Mercado na Indonésia é falsamente identificado como sendo em Wuhan, na China
Mercado na Indonésia é falsamente identificado como sendo em Wuhan, na China – Reprodução
A falsa informação em vídeo vai desde gravações inteiras ou parte delas retiradas de contexto até filmagens que criam falsas narrativas sobre a pandemia, passando por depoimentos de supostos especialistas, que apresentam curas, prevenções e tratamentos fantasiosos para a Covid-19.

Um dos primeiros vídeos falsos a circular no Brasil foi publicado ainda em janeiro. Segundo a legenda, as cenas tinham sido filmadas em um mercado de animais supostamente localizado em Wuhan, cidade chinesa onde o vírus foi identificado pela primeira vez.

Contudo, a gravação mostrava, na verdade, uma feira na Indonésia. O mesmo vídeo circulou também na Colômbia, na Índia e nas Filipinas. Em fevereiro, outra filmagem de um mercado indonésio viralizou no Brasil como se fosse na China.

Outro vídeo retirado de contexto em diferentes países mostrava uma manifestação de profissionais de saúde na Bélgica. Em cada lugar, as imagens ganharam uma legenda.

No Brasil, produtores de desinformação disseram que se tratava de um protesto contra o prefeito de São Paulo, Bruno Covas (PSDB). Na Argentina, o alvo era o presidente Alberto Fernández, e na Espanha, o ministro da Saúde, Salvador Illa.

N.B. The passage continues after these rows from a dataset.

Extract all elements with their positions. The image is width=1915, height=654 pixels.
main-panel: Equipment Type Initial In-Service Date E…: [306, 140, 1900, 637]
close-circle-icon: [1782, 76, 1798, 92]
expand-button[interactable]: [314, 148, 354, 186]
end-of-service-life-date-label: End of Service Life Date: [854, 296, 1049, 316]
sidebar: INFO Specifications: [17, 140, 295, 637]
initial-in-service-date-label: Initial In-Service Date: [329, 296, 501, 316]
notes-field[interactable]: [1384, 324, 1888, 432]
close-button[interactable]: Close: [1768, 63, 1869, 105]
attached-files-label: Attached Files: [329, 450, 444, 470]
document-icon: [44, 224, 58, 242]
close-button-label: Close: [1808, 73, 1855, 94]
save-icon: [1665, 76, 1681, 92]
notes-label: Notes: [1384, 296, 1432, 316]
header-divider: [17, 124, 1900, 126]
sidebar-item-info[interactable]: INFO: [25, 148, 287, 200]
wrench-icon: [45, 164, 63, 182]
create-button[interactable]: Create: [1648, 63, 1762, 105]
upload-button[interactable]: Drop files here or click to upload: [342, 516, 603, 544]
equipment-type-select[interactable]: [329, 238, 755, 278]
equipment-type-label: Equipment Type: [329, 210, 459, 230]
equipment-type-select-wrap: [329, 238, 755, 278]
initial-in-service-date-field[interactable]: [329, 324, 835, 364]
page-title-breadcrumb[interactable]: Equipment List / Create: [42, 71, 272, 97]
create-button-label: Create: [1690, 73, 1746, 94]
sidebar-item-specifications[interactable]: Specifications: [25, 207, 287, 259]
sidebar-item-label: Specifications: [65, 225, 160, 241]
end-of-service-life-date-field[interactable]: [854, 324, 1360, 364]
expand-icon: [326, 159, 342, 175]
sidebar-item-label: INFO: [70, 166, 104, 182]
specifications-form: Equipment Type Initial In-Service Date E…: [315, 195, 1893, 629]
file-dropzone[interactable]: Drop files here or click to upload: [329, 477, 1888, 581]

Na Itália, o vídeo circulou como se os profissionais protestassem “contra a farsa da Covid-19” – o que não era verdadeiro.

No Brasil, ao menos oito publicações usaram vídeos de operações policiais antigas, ou realizadas em outros países, como se fossem ordens executadas para penalizar pessoas que descumpriam o isolamento social. Esse tipo de desinformação também circulou na Bolívia, no México e na Argentina.

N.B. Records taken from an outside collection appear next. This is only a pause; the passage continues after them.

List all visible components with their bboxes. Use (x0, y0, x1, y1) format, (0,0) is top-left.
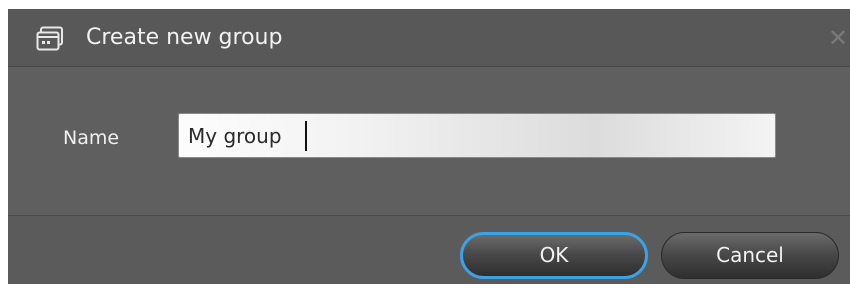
name-label: Name (63, 127, 120, 149)
cancel-button[interactable]: Cancel (661, 232, 839, 279)
text-caret (305, 121, 307, 151)
dialog-title: Create new group (86, 25, 283, 50)
create-group-dialog: Create new group ✕ Name OK Cancel (8, 9, 850, 284)
dialog-footer: OK Cancel (8, 216, 850, 284)
close-icon[interactable]: ✕ (828, 24, 850, 52)
ok-button[interactable]: OK (460, 232, 648, 279)
group-window-icon (36, 26, 64, 52)
dialog-titlebar: Create new group ✕ (8, 9, 850, 67)
name-input[interactable] (178, 113, 776, 158)
dialog-body: Name (8, 67, 850, 215)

Vídeos de hospitais se tornaram uma constante em termos de desinformação sobre Covid-19. Em vários países, negacionistas filmaram áreas hospitalares vazias, como recepções de unidades abertas somente para receber pacientes encaminhados de outras instituições médicas, para “provar” que não havia pacientes internados no local.

Nos Estados Unidos, a hashtag #FilmYourHospital foi usada para incentivar essa prática, e há registro de gravações do tipo na França e na Dinamarca. No Brasil, essa “moda” também pegou, incentivada, inclusive, pelo presidente Jair Bolsonaro (sem partido). Pelo menos seis vídeos desse tipo circularam no país.

Imagens deliberadamente editadas também foram usadas para falsificar a narrativa de que as unidades de saúde não tinham pacientes com Covid-19.

Um caso desse tipo aconteceu no Brasil: um grupo de deputados filmou uma visita ao hospital de campanha do Anhembi, em São Paulo. Em determinado momento da gravação, eles passam por uma parte do hospital que estava, de fato, vazia, mas preparada para receber pacientes caso a demanda aumentasse.

Esse trecho foi selecionado e passou a circular em redes sociais, no que seria uma prova de que todo o complexo estava vazio – quando, na verdade, 407 pacientes eram atendidos no local na mesma data.

Outro formato comum de desinformação em vídeo na América Latina são depoimentos de supostas autoridades em Covid-19. Nessas imagens, uma pessoa, muitas vezes identificada como profissional de saúde, conversa diretamente com a câmera e relata informações falsas sobre a doença, incluindo formas de tratamento sem comprovação científica ou estatísticas falsas.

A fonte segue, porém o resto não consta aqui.